How many rules should their be? Well that's hard to say, I'm of a mind that there should be as few rules as possible, but that those rules should have a reasonably high enough impact as to achieve the desired effect. Ideally such rules would have already been in place in other nations so that their impact can be analyzed and the fewer the rules, the easier it is to ascertain their individual and synergistic effects.

Something like the electric car subsidies to encourage buyers is completely different as it is difficult-to-impossible to gauge the affect the subsidy has. Especially considering the costs of the vehicles which are priced out of the range of the "average consumer". The average cost of a new car in the US last year was ~$28400 and this number was slightly skewed higher because of "cash for clunkers" and is an after tax figure.

The Leaf ($32,780), Volt ($41,000) and upcoming Model S ($57,400) are all significantly out of the reach of the overwhelming majority. The cheapest of which would leave you with monthly payments of $637 (60 months at Nissan 4% Financing) or $460 (60 month at Nissan 0% lease). These payments have to be carried by the owner until they receive their tax credit.
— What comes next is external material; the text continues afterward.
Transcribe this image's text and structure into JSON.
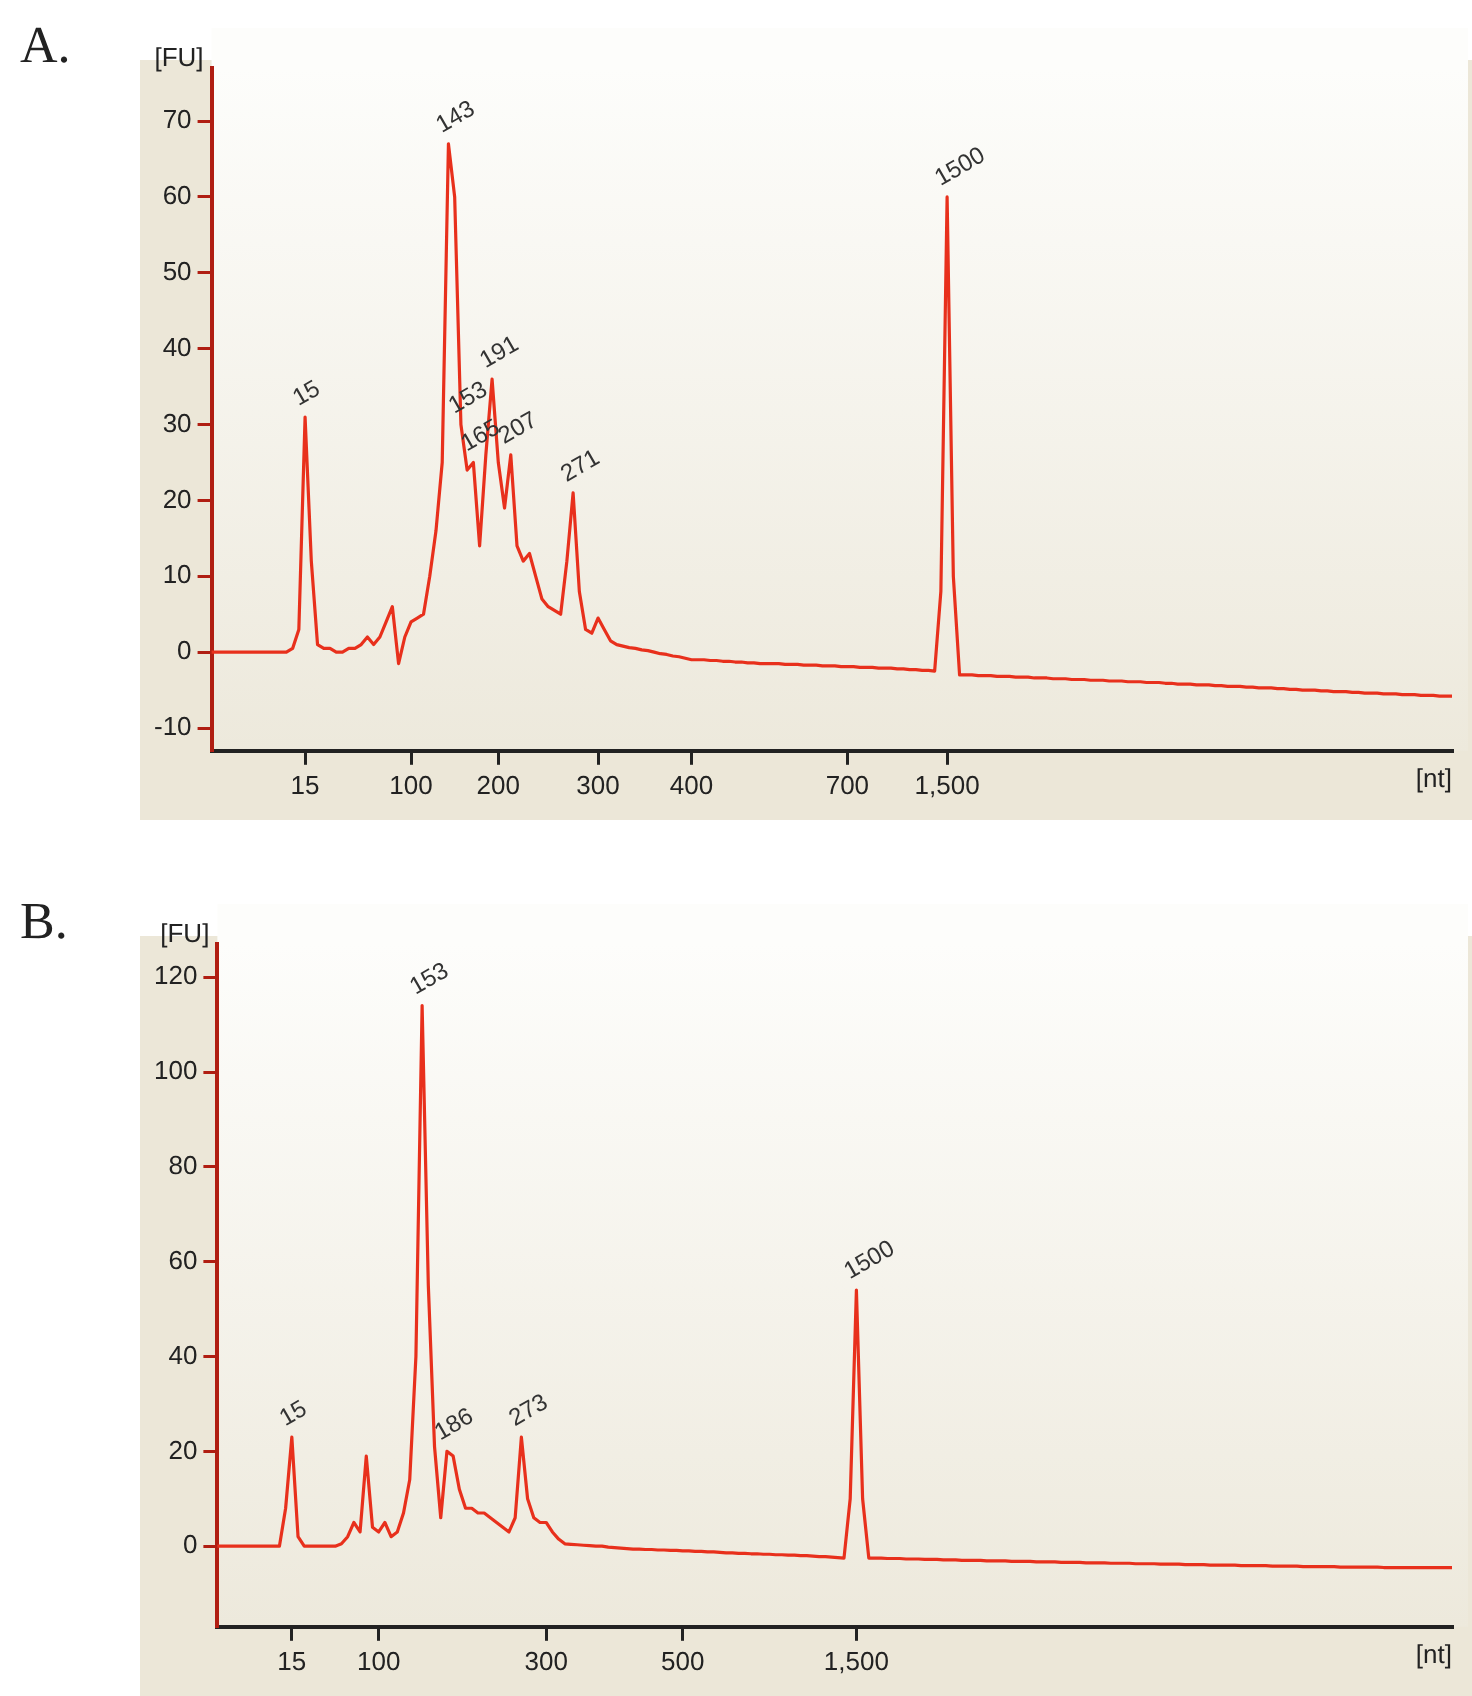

This is also why Tesla's current strategy is going to play out better. They are competing against the Lexus IS350, the BMW 335/528 and the Mercedes E-series. It aims to offer comparable size, performance and luxury as these cars at a price point that is only helped by the $7500 credit for people who didn't otherwise need it.

For these buyers, a $7500 tax credit is not the difference between buying a Tesla Model S or not. They can afford to buy the car either way and so it's just $7,500 + the interest that they didn't have to pay on it over the term of the loan in their pocket. In this regard, the subsidies are a huge swing and a miss as they don't help anyone who would actually need the help.


RE: Okay here we go...
By hathost on 2/6/2011 4:17:39 PM , Rating: 2
RE: Iaiken

There are ground rules in place for lending. Its called going bankrupt and closing up shop. Bank takes too many risks and looses all of it's money then it goes out of business and the people involved have learned an important lesson about appropriate risk management. When the government with nearly unlimited amounts of money and the power to tax and print money decided to bail out these irresponsible lending practices (which they forced through regulation) then you have government causing problems in the market and having to then institute new programs to fix the problems with their old ones.

Next, susidies are only going to push up the cost of an EV because the companies making them are going to be under less constraint to hold down costs and be able to take the subsidies as extra profit. I'm all for making profits by companies but not when they are skipping over the competition to WIN my business and just getting the government to TAX me and then give it to them.